The solution provided by jeff is not working for me. @ptrblck @albanD can you help me?

ptrblck · December 30, 2021, 6:42am

Could you reduce the code by removing unnecessary parts and post an executable code snippet to reproduce the issue, please?

Ahmed_Salah · February 28, 2022, 5:33am

Hi, I’m facing a similar issue but I don’t know what causes this error to rise.
This is my model

class ResidualBlock(nn.Module):
  def __init__(self, in_channels, kernel_size=1, stride=1, padding=0, num_res = 2):
    if num_res%2 !=0:
      raise ValueError(f'num_res={num_res} which is not even, num_res must be even')
    super(ResidualBlock, self).__init__()
    layers = []

    for _ in range(num_res):
      layers.append(nn.Conv2d(in_channels = in_channels,
                  out_channels = in_channels, kernel_size=kernel_size, stride=stride, padding=padding))
      layers.append(nn.ReLU())

    self.seq = nn.Sequential(*layers)

  def forward(self, x):
    res = torch.clone(x)

    for i in range(len(self.seq)):
      x = self.seq[i].forward(x)
      # print(self.seq[i])
      if (i+1)%4==0:
        # print('res')
        x+=res
        res = torch.clone(x)

    return x

class Resnet16(nn.Module):
  def __init__(self, in_channels=3):
    super(Resnet16, self).__init__()
    self.convnet = nn.Sequential(
        nn.Conv2d(in_channels=in_channels, out_channels=64, kernel_size=3, stride=1, padding=1),
        nn.ReLU(),
        ResidualBlock(in_channels=64,kernel_size=3, stride=1, padding=1,num_res=4),
        nn.Conv2d(in_channels=64, out_channels=256, kernel_size=3, stride=2, padding=1),
        nn.ReLU(),
        ResidualBlock(in_channels=256, kernel_size=3, stride=1, padding=1, num_res=4),
        nn.BatchNorm2d(256),
        nn.Conv2d(in_channels=256, out_channels=512, kernel_size=3, stride=2, padding=1),
        nn.ReLU(),
        ResidualBlock(in_channels=512, kernel_size=3, stride=1, padding=1, num_res=4),
        nn.AvgPool2d(kernel_size=3),
    )

    self.fcnet = nn.Sequential(
        nn.Linear(2048,512),
        nn.ReLU(),
        nn.Linear(512,256),
        nn.ReLU(),
        nn.Linear(256,10)
    )


  def forward(self,x):
    x = self.convnet(x)
    bs = x.shape[0]
    x = x.view(bs,-1)
    x = self.fcnet(x)
    return x

And this is the part of the optimizer that optimizes my model

from torch.optim import Adam

# model = VGG()
model = Resnet16(3)
optimizer_params = {
    'params': model.parameters(),
    'lr':1e-3
}

optimizer = Adam(optimizer_params['params'],optimizer_params['lr'])

trainer_params = {
    'model': model,
    'train_loader': trainloader,
    'valid_loader': testloader,
    'criterion': nn.CrossEntropyLoss(),
    'optimizer': optimizer,
    'epochs': 10,
    'print_every':2,
    'pth_filename': 'model.pth',
    'trainset_sz': len(trainset),
    'validset_sz': len(testset)
}

.
.
.
.

for data, labels in train_loader:
      # putting data in working device
      data = data.to(device)
      labels = labels.to(device)

      # forward propagation
      output = model(data)
      loss = criterion(output, labels)

      # backward propagation
      optimizer.zero_grad()
      loss.backward()
      optimizer.step()

      # logging training loop results
      training_loss += loss.item()

Any help will be much appreciated @ptrblck @albanD!

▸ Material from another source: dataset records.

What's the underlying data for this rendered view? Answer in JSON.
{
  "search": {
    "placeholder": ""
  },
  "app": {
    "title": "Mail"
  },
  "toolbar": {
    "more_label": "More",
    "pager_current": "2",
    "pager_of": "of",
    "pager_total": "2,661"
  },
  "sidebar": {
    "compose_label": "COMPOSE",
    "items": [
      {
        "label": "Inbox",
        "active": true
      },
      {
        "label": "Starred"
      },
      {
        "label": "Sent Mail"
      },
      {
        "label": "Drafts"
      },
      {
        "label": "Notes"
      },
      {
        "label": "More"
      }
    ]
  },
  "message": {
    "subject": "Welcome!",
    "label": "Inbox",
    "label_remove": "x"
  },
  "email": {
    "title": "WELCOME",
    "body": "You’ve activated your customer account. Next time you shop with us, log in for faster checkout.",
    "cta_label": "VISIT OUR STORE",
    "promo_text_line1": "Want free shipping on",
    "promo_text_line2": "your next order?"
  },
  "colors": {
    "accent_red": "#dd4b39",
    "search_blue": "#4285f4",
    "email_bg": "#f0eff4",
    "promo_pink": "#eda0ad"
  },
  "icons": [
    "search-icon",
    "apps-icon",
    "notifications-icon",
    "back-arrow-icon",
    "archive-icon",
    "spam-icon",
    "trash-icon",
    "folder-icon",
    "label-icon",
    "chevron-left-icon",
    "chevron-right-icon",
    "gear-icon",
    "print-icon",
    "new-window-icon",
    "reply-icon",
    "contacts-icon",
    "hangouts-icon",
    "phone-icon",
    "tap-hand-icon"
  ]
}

ptrblck · February 28, 2022, 6:04am

Try to remove all inplace operations such as x += res and see, if this would help.

Ahmed_Salah · February 28, 2022, 4:10pm

It worked, thanks so much!!

Kim_Vivi · August 14, 2022, 10:43pm

hi guys, I’m facing the similar issue when I want to do backward() too. really need your help. Big thanks for your help here.
@ptrblck @albanD
code in training process:

def train(rho_data, size, train_size, mine_net, optimizer, iteration, input_size, tau):
    criterion = nn.BCEWithLogitsLoss()
    diff_et = torch.tensor(0.0)
    data, test_p0, test_q0, label, train_index, marg_index = recons_data(rho_data, size, 
                                                                           train_size) 
    for i in range(iteration):

    batch_size = int(len(data)/4)
    if input_size == 2:  
        test_p = torch.FloatTensor(test_p0[:,[0,2]])
        test_q = torch.FloatTensor(test_q0[:,[0,2]])
        
    else: 
        test_p = torch.FloatTensor(test_p0)
        test_q = torch.FloatTensor(test_q0)
    
    train_batch, index1, index2 = sample_batch(data, input_size, 
                                               batch_size = batch_size, 
                                               sample_mode = 'joint')
    label_batch = label[index1]
    train_batch = torch.autograd.Variable(torch.FloatTensor(train_batch), requires_grad=True)
    label_batch = torch.FloatTensor(label_batch)
    
    logit = mine_net(train_batch)[0]
    loss = criterion(logit.reshape(-1), label_batch)
    
    if i < iteration-1:
        optimizer.zero_grad()
        loss.backward()
        optimizer.step()
    else:
        optimizer.zero_grad()
        loss.backward(retain_graph = True)
        optimizer.step()       
        train_batch.grad.zero_()
        loss.backward()
        grads = train_batch.grad
    
    if i >= iteration-101:            
        prob_p = mine_net(test_p)[1]
        rn_est_p = prob_p/(1-prob_p)
        finp_p = torch.log(torch.abs(rn_est_p))
        
        prob_q = mine_net(test_q)[1]
        rn_est_q = prob_q/(1-prob_q)
        a = torch.abs(rn_est_q)
        clip = torch.max(torch.min(a,torch.exp(tau)), torch.exp(-tau))        
        diff_et = diff_et+torch.max(torch.mean(finp_p)-torch.log(torch.mean(clip)), torch.tensor(0.0))
        
return (diff_et/100).detach().cpu().numpy(), grads, index1, train_index, marg_index

problem from system:
RuntimeError: one of the variables needed for gradient computation has been modified by an inplace operation: [torch.FloatTensor [130, 1]], which is output 0 of AsStridedBackward0, is at version 1002; expected version 1001 instead. Hint: enable anomaly detection to find the operation that failed to compute its gradient, with torch.autograd.set_detect_anomaly(True).

ptrblck · August 15, 2022, 2:02am

Could you explain your use case and in particular why you are using retain_graph=True as this ususally yields these kind of errors (and is often used as a workaround for another error)?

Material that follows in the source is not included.